Динка провалилась в погреб сна. Старичок уже был в кафе. Перед Динкой дымилась свежая, обжигающая чашка кофе. Керамические чашки были сделаны из особой черной глины, чуть шероховатой на ощупь. Динка пригляделась к лаконичному рисунку на чашке – лабиринт.
– Пей, деточка! Неженка! Красавица! Лапочка!
Динка содрогнулась от нежности старичка, от голоса, в котором спорили карамель и патока.
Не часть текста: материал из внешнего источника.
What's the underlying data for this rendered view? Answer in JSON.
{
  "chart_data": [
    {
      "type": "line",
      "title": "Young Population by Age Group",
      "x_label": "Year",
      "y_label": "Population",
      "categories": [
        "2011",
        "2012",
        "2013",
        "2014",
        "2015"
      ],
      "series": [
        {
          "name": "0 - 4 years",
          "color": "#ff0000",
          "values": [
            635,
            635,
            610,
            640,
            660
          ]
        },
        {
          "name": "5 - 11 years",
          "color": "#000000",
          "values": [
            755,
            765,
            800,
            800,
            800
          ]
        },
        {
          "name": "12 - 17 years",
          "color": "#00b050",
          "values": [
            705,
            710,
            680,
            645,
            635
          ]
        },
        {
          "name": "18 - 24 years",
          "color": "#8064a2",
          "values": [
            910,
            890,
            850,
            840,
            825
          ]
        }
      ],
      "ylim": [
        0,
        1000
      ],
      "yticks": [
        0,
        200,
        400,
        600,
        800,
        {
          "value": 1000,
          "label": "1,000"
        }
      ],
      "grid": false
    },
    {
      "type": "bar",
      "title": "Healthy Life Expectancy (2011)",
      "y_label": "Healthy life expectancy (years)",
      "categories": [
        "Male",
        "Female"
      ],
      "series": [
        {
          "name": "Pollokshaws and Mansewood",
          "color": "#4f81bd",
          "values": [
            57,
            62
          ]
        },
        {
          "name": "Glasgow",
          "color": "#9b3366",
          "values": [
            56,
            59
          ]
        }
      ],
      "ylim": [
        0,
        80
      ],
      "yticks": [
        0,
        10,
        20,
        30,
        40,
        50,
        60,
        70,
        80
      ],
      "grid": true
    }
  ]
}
Ее мучил один вопрос, как этот старичок мог пробраться к ней в сон? И почему он отсюда не вылезает?
– Картинка моя, ненаглядная! – ворковал дедушка и глядел на Динку холодным глазом рептилии.
Кофе спас положение. Динка взбодрилась.
– Я скоро найду тебя, – пообещал дедушка. – Игры в кошки-мышки закончатся. Начнется суровая реальность. – Чтобы ни говорил человек из сна, Динка пропускала мимо ушей. Духу сна хотелось поговорить.